Второй полицейский попросил нас выйти. Оказавшись на улице, мы поняли, что зря потратили целый час драгоценного времени. У отца зазвонил телефон. Это была директриса дома престарелых:
— Я звоню, чтобы сказать вам, что чай вашей матери остался стоять на комоде. Она к нему не притронулась.
— И что это значит?
— Это значит, что она ушла до полдника. То есть до четырех часов… вчера. Вот, собственно, и все…
— А… спасибо…
— Я созову весь персонал, соберу информацию.
— Хорошо-хорошо, — пробормотал отец.
Мы колебались, не разделиться ли нам, как при облаве, но в конце концов решили отправиться на поиски вместе. Только с какой улицы начинать?
26
Многие утверждают, что их самое радостное воспоминание — это рождение ребенка. Вот и молодой полицейский так считал. Он стал отцом очень рано, в девятнадцать лет. Провел как-то ночь в клубе, после этого переспал с девушкой. Они встречались потом случайно несколько раз и смущенно перекидывались парой фраз. Но прошло три месяца, и она объявила ему, что беременна. Земля ушла у него из-под ног.
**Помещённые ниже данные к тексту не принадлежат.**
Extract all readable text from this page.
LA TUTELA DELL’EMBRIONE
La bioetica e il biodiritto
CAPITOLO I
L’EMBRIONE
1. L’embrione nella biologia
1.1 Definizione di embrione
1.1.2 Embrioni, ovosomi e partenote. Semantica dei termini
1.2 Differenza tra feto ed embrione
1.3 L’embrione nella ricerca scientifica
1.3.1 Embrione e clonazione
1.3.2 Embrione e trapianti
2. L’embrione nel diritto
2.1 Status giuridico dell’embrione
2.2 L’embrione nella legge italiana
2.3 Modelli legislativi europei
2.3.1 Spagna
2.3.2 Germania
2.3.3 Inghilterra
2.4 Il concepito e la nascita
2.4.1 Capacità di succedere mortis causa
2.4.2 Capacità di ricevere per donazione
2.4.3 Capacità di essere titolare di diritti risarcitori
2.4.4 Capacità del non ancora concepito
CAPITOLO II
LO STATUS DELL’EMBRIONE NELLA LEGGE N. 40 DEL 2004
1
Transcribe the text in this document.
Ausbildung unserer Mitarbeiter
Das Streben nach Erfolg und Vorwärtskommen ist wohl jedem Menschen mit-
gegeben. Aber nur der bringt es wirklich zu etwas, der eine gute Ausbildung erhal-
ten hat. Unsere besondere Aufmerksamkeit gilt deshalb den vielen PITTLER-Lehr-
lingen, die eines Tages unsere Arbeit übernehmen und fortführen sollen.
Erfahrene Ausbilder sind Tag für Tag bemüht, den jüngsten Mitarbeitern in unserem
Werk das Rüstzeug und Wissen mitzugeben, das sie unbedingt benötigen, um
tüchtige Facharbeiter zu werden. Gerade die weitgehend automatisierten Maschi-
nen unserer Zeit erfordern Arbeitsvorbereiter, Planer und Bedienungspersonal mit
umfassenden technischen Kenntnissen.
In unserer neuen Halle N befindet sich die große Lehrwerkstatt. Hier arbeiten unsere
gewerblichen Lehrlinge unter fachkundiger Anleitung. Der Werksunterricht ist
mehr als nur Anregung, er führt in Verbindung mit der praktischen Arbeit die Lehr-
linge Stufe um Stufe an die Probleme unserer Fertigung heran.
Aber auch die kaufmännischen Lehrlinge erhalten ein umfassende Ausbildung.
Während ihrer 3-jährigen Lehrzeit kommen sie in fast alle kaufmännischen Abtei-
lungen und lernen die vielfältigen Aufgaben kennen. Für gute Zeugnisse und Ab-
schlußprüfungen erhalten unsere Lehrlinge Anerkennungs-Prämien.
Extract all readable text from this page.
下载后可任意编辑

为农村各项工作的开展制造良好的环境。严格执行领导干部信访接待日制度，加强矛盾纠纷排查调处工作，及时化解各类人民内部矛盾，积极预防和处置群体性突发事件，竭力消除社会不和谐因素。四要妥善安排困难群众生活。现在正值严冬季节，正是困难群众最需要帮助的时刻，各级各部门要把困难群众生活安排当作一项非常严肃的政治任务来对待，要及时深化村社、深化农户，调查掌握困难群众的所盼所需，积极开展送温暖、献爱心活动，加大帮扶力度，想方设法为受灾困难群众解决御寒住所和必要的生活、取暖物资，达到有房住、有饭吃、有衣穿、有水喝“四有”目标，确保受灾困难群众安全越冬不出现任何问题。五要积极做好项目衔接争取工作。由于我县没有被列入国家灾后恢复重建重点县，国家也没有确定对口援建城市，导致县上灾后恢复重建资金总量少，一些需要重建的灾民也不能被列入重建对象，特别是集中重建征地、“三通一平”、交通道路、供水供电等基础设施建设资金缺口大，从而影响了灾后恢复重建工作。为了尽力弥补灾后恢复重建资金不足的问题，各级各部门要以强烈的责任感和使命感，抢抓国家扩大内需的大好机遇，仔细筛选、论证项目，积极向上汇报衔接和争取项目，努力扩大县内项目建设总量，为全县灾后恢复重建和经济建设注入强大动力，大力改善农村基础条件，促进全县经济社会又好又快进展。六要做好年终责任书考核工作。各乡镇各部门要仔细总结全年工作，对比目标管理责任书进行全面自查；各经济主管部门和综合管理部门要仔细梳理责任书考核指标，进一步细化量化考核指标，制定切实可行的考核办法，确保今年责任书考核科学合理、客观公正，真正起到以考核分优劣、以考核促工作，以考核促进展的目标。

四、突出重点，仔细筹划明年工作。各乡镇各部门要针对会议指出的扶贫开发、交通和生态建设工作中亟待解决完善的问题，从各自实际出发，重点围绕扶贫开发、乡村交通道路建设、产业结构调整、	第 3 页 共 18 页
Но он решил, что так тому и быть, и пара начала совместную жизнь. У них родилась дочка. Когда молодой отец взял новорожденную девочку на руки, то неожиданно для себя вдруг заплакал. Он не понимал причину этих слез: то ли сказались волнения последних месяцев, то ли страх перед будущим, то ли подействовало светящееся личико дочки. Сгорая со стыда (ведь мужчина не должен плакать), он отдал ребенка акушерке и побежал утирать слезы в туалет. Глянув на себя в зеркало, он прошептал: «Все, в ближайшие десять лет плакать не буду». Это был мысленный ответ деду, который внушал ему в детстве: «Мужчина плачет раз в десять лет».
27
Итак, я считал, что это бегство. Бабушка сбежала, как девчонка. В этой истории было много смущавших нас обстоятельств. Например, бабушкина кровать оказалась застелена, в комнате царил идеальный порядок; к тому же, судя по всему, бабушка надела свое выходное платье. В квартале, однако, все было тихо, никто слыхом не слыхивал ни о каких происшествиях. Разумеется, этого было мало для выводов, но я больше прислушивался к интуиции. Бабушка, скорее всего, исчезла по собственной воле. Возможно, мы просто старались таким образом себя утешить. Отец в эту версию не верил, говорил, что у бабушки было мало денег. Полиция ничего нового сообщить не могла. Потекли дни, состоявшие из бесконечно долгих часов.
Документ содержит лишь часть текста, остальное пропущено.